Google-style docstring format (Args / Returns / Raises sections) is what
mkdocstrings expects and renders beautifully.
16. Pivotal commands — quick reference¶
Environment¶
python3 -m venv .venv # create venv
source .venv/bin/activate # activate
pip install -e "prod/[dev]" # install project + dev tools
Database¶
createdb anzsic_db # create the database
psql anzsic_db # connect
CREATE EXTENSION IF NOT EXISTS vector; # enable pgvector (inside psql)
\d anzsic_codes # inspect table schema
SELECT COUNT(*) FROM anzsic_codes; # count rows
Tests¶
pytest prod/tests/unit -v # unit tests (fast, no I/O)
pytest prod/tests/unit --cov=prod # with coverage
pytest -k "test_rrf" # run tests matching a name pattern
pytest --tb=short # shorter tracebacks on failure
Docs¶
mkdocs serve # live preview at localhost:8000
mkdocs build --strict # production build (zero warnings)
mkdocs gh-deploy --force # deploy to GitHub Pages
Linting & formatting¶
ruff check prod/ # lint check (find code style issues)

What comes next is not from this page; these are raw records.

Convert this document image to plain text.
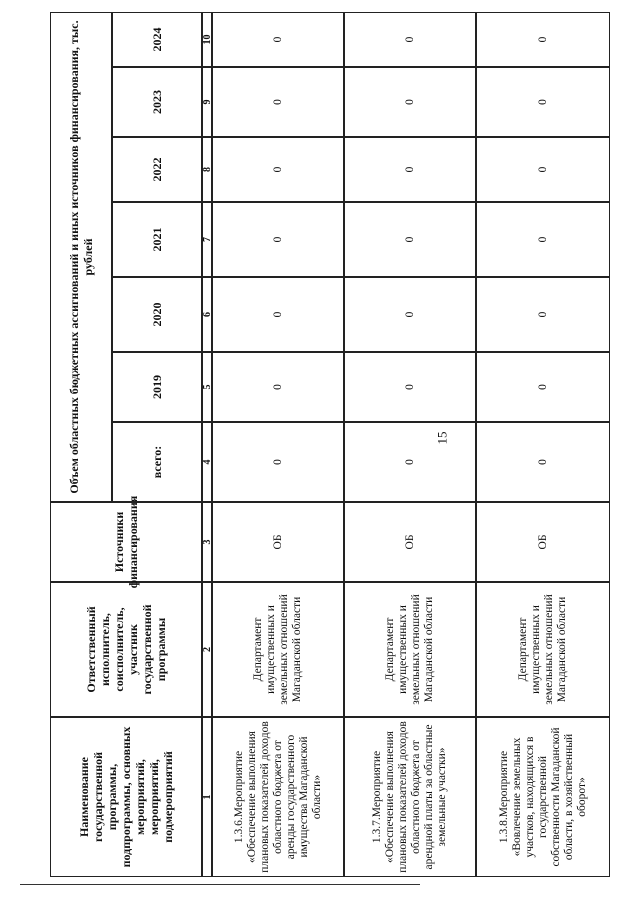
15
Наименование государственной программы, подпрограммы, основных мероприятий, мероприятий, подмероприятий
Ответственный исполнитель, соисполнитель, участник государственной программы
Источники финансирования
Объем областных бюджетных ассигнований и иных источников финансирования, тыс. рублей
всего:
2019
2020
2021
2022
2023
2024
1
2
3
4
5
6
7
8
9
10
1.3.6.Мероприятие «Обеспечение выполнения плановых показателей доходов областного бюджета от аренды государственного имущества Магаданской области»
Департамент имущественных и земельных отношений Магаданской области
ОБ
0
0
0
0
0
0
0
1.3.7.Мероприятие «Обеспечение выполнения плановых показателей доходов областного бюджета от арендной платы за областные земельные участки»
Департамент имущественных и земельных отношений Магаданской области
ОБ
0
0
0
0
0
0
0
1.3.8.Мероприятие «Вовлечение земельных участков, находящихся в государственной собственности Магаданской области, в хозяйственный оборот»
Департамент имущественных и земельных отношений Магаданской области
ОБ
0
0
0
0
0
0
0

ruff format prod/ # auto-format all Python files
ruff check --fix prod/ # auto-fix fixable issues
Git essentials for a new project¶
git init # initialise a new repo
git add . # stage all changes
git status # see what's staged / changed
git commit -m "feat: add OpenAI adapters" # commit
git push origin main # push to GitHub
17. The prod/ layering — a visual map¶
┌──────────────────────────────────┐
│ INTERFACES │
│ cli.py streamlit_app.py │
└─────────────┬────────────────────┘
│ calls
┌─────────────▼────────────────────┐
│ SERVICES │
│ ClassifierPipeline │
│ ├── HybridRetriever │
│ │ └── compute_rrf() │
│ └── LLMReranker │
└──────┬──────────────┬────────────┘
│ uses │ uses
┌───────────▼──┐ ┌──────▼───────────┐
│ PORTS │ │ PORTS │
│ EmbeddingPort│ │ LLMPort │
│ DatabasePort │ │ │
└───────┬──────┘ └──────┬────────────┘
│ implemented by │ implemented by
┌────────────▼──────────────────▼────────────┐
│ ADAPTERS │
│ VertexEmbeddingAdapter OpenAIEmbedding │
│ GeminiLLMAdapter OpenAILLMAdapter │
│ PostgresDatabaseAdapter │
│ GCPAuthManager │
└────────────────────────────────────────────┘
↑ wired together by
┌───────────────────┐
│ container.py │ ← only file that names concrete adapters
└───────────────────┘
Everything rests on:
┌─────────────────────────────────────────────────────┐
│ DOMAIN │
│ SearchRequest Candidate ClassifyResult │
│ SearchMode ANZSICError hierarchy │
│ (pure Python — no external imports) │
└─────────────────────────────────────────────────────┘
18. What to learn next¶
| Topic | Where to look |
|---|---|
| FastAPI — add a REST API layer | Add prod/interfaces/api.py; domain models already produce JSON Schema |
| async Python | Replace requests with httpx + async def; adapters become async |
| Docker — containerise the app | Write a Dockerfile, docker-compose.yml for the DB |
| CI/CD — auto-run tests on push | .github/workflows/test.yml with pytest + mkdocs gh-deploy |
| Connection pooling — scale the DB | Swap psycopg2 for psycopg2.pool.ThreadedConnectionPool in postgres_db.py |
| Weaviate / Qdrant — dedicated vector DB | Write a WeaviateDatabaseAdapter implementing DatabasePort |
Every one of these is a one-file change or addition — the hexagonal structure was deliberately designed so that the scope of any future change is as small as possible.